A POI outside a circuit could not be selected, even if the user knows its name. Two users expressed at the end of the questionnaires that the although the application has various views, it keeps the same commands for some actions, like swap views and select POI, causing them to learn, not decorate the commands. No user used the help, although they were incentived during the training to use it if they had some doubt.

Fig. 6.
figure 6

AR browser view highlighting interface components

The units task 2c, 3c and 4c are the same (Select a POI), were the best received by the user. POI selection is a simple interaction, knowing the name of the POI the user can user it without the need to focus some marker in the screen, using the voice command as a shortcut. Two users highlighted speed reaction and visual feedback given by the application in POI selection. The suggestions of improvement for voice interaction can be listed as: Add more words for some commands, like the navigation ones.

  • Give fail and success messages, with suggestions like: “Wanted to say:…?” in case of error.

  • Clearly indicate what view between QR Code Scanner and AR Browser the user is using.

  • Make the tab separator more visible and that tabs more separated from ARGuide logo.
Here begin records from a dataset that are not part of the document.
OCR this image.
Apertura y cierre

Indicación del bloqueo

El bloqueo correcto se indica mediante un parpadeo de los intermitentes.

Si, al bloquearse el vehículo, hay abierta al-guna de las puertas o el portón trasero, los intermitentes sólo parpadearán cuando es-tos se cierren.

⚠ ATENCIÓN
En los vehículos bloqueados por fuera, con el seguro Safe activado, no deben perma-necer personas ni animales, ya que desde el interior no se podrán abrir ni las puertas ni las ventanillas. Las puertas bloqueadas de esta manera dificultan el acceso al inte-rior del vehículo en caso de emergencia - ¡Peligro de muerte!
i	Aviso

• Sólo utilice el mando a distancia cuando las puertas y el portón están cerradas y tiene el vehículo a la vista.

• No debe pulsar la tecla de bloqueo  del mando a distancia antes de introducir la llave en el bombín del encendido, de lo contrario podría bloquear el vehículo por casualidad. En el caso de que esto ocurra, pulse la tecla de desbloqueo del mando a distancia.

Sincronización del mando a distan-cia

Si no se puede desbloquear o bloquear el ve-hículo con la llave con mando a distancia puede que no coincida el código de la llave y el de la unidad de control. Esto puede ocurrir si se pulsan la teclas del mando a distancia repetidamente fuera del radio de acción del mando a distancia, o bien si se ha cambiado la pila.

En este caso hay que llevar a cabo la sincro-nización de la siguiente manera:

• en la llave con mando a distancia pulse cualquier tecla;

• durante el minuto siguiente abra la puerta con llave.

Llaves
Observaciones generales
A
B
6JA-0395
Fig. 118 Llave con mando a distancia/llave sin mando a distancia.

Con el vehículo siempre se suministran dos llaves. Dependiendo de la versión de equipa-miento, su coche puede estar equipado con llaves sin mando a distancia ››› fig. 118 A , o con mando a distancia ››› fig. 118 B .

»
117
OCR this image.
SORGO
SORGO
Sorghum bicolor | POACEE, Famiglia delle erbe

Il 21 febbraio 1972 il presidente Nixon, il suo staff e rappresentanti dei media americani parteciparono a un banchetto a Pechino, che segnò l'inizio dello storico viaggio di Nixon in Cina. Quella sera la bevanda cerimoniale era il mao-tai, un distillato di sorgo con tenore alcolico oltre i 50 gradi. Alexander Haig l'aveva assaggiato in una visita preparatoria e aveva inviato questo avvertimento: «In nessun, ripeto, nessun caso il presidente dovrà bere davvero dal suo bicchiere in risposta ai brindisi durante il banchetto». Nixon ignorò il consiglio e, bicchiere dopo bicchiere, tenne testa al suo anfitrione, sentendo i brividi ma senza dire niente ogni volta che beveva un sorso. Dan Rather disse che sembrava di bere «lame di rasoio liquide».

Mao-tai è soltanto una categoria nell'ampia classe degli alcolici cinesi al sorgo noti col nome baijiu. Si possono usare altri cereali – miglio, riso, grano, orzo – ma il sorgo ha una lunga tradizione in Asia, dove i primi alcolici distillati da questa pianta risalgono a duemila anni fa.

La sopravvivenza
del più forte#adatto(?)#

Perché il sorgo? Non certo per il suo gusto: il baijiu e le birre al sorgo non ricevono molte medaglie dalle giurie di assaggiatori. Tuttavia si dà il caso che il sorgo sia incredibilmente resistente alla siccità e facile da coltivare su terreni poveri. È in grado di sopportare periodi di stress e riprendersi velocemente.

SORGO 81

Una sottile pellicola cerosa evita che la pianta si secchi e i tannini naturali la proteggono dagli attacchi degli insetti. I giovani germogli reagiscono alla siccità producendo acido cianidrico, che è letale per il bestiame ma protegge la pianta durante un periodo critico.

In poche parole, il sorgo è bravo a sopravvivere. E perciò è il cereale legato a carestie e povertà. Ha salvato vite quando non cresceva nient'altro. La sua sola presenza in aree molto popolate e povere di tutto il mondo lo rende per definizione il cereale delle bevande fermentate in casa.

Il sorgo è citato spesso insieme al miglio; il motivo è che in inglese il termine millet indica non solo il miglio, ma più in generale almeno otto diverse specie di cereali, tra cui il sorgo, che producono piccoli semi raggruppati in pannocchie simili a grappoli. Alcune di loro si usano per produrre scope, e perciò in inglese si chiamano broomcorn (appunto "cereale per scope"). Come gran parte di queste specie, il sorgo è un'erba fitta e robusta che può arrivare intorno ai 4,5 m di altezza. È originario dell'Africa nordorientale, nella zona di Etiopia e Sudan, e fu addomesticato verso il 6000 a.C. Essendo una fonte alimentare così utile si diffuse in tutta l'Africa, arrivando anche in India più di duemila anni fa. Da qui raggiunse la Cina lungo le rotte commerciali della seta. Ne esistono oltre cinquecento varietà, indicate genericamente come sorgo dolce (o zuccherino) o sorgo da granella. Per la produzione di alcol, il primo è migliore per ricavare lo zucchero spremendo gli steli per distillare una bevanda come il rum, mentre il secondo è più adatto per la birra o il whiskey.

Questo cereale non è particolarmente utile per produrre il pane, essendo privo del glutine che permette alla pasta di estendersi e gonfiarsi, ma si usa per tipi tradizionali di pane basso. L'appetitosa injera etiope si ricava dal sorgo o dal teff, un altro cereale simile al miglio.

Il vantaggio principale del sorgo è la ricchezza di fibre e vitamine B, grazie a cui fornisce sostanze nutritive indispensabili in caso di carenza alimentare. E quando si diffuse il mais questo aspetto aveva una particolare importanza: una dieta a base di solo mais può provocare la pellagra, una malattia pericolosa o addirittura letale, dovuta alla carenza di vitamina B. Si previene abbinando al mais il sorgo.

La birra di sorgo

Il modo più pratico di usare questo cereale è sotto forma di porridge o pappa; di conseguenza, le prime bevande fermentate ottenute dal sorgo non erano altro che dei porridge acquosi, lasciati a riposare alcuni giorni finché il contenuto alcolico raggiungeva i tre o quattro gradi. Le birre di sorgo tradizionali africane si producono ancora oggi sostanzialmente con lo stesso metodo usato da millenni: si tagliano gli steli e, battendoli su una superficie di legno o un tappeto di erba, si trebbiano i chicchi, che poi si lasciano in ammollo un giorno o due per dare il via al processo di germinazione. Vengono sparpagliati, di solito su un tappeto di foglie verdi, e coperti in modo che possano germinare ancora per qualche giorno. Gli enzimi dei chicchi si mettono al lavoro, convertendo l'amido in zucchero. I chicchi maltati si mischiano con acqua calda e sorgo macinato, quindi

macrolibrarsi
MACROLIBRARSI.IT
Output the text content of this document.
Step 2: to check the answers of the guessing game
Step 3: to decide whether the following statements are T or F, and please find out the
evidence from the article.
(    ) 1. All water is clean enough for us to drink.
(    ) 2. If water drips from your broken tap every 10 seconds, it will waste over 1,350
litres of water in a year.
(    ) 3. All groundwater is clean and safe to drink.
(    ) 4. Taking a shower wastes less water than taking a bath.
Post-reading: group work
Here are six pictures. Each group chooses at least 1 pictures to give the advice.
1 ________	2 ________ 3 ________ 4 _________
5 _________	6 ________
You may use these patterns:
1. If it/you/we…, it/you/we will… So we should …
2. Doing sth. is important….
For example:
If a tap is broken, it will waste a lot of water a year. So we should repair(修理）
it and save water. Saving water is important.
  • A customization option to select some commands before the user starts the usage of application.

  • Redefine AR Browser layout. Figure 6(a) show the widget for manipulation of radius range and 6(b) the navigation radar, where each yellow dot is a POI of selected circuit. These points need more focus; most errors related to GUI could be avoided if these two widgets were clearer to the user.

6 Conclusion

Voice interaction allows a different user experience of an application. The MAR allows new types of exploration of a new place, or a new mode to explore old places. This work presented that is possible to unify this forms of interaction not overloading the user interaction. Efficient aspects of interaction was found, like the POI selection, as well as others can be improved, like the RA interaction. The results presented that a voice interaction in an RAM application are possible.

The selection of POI was the best solution to the interaction through voice interaction, therefore shortcuts interactions are feasible through voice interaction, (e.g. the user can speak the name of the POI if it is already known for the user, without search it in a vision). The RA browser’s interface has some troubles in the voice interaction, and it will be redesigned next interaction. Based on the analysis of the results, a list of improvements was suggested. Among this improvements are the redesign of the RA browser’ interface; to use more words in some commands; a custom interface to each user and error messages.

We expect that in the next application’s iteration the improvements proposed in the session 5 may be made and a new test conducted, with a touch hybrid approach and voice to produce voice interactions guidelines to RAM applications.